They say we average 300 days of sunshine here in Colorado. Sometimes in the middle of winter, when we are having an epic snowstorm and the snow is piling up outside our windows, it doesn’t feel like it. But for the last several weeks, I have no trouble believing that statistic.
Day after day, it’s nothing but blue skies and lots of sunshine, as well as record high temperatures. Nary a cloud graces the sky. In Boulder, runners and bikers abound along the open space trails. In Denver, a week ago, it the thermometer topped out at a roasty 80 degrees, more than 30 degrees above normal.
From mid-November to mid-January, we had it good. Snowstorms were coming in rapid fire through the open “storm door”, building up snow along the mountain crests, ski slopes and outside our house. For a solid two months, we’ve had snow covering the ground, something my friend in Virginia lamented, but not me.
Instead of skiing weather, it feels more like golfing weather.
While many of my friends back east would embrace this run of dry, sunny weather, I can’t help but feel uneasy inside.

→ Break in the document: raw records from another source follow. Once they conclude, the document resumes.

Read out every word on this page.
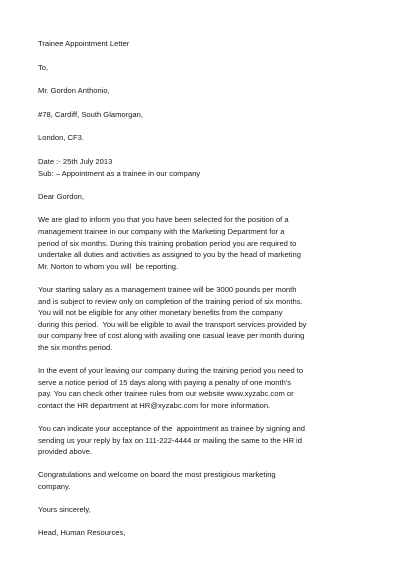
Trainee Appointment Letter
To,
Mr. Gordon Anthonio,
#78, Cardiff, South Glamorgan,
London, CF3.
Date :- 25th July 2013
Sub: – Appointment as a trainee in our company
Dear Gordon,
We are glad to inform you that you have been selected for the position of a
management trainee in our company with the Marketing Department for a
period of six months. During this training probation period you are required to
undertake all duties and activities as assigned to you by the head of marketing
Mr. Norton to whom you will  be reporting.
Your starting salary as a management trainee will be 3000 pounds per month
and is subject to review only on completion of the training period of six months.
You will not be eligible for any other monetary benefits from the company
during this period.  You will be eligible to avail the transport services provided by
our company free of cost along with availing one casual leave per month during
the six months period.
In the event of your leaving our company during the training period you need to
serve a notice period of 15 days along with paying a penalty of one month's
pay. You can check other trainee rules from our website www.xyzabc.com or
contact the HR department at HR@xyzabc.com for more information.
You can indicate your acceptance of the  appointment as trainee by signing and
sending us your reply by fax on 111-222-4444 or mailing the same to the HR id
provided above.
Congratulations and welcome on board the most prestigious marketing
company.
Yours sincerely,
Head, Human Resources,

Uneasy over the snow that is rapidly melting off the ski slopes where I work as a ski instructor. Most days, the snow resembles more of a slush akin to the consistency of a snow cone, rather than the famous Coloraado “pow” that brings tourists from far and wide. Patches of dirt and nubbins of trees are starting to poke through the ribbons of white.
But mostly uneasy over what this means three months or even two months from now. After suffering through a devastating wildfire last summer in our neighborhood, the threat of fire is never far from my mind, even in the middle of winter. It’s hard not to project or get anxious about the lack of snow.
I can’t help reflect on 2012, one of the worst wildfire seasons in Colorado’s history. That was the year that it stopped snowing by the end of February. By March, thing were already drying out and a wildfire in Conifer claimed three people’s lives. By the end of June, it felt like the entire state was engulfed in wildfires, with each concurrent one surpassing the previous in terms of property destruction.
Still, our snowiest months are usually March and April, so there is still time to rebuild that snowpack, saturate those soils, and ward off the threat of wildfire.
May the weather Gods hear my snow dances and prayers, and reward us with cold and snowy weather in the weeks ahead.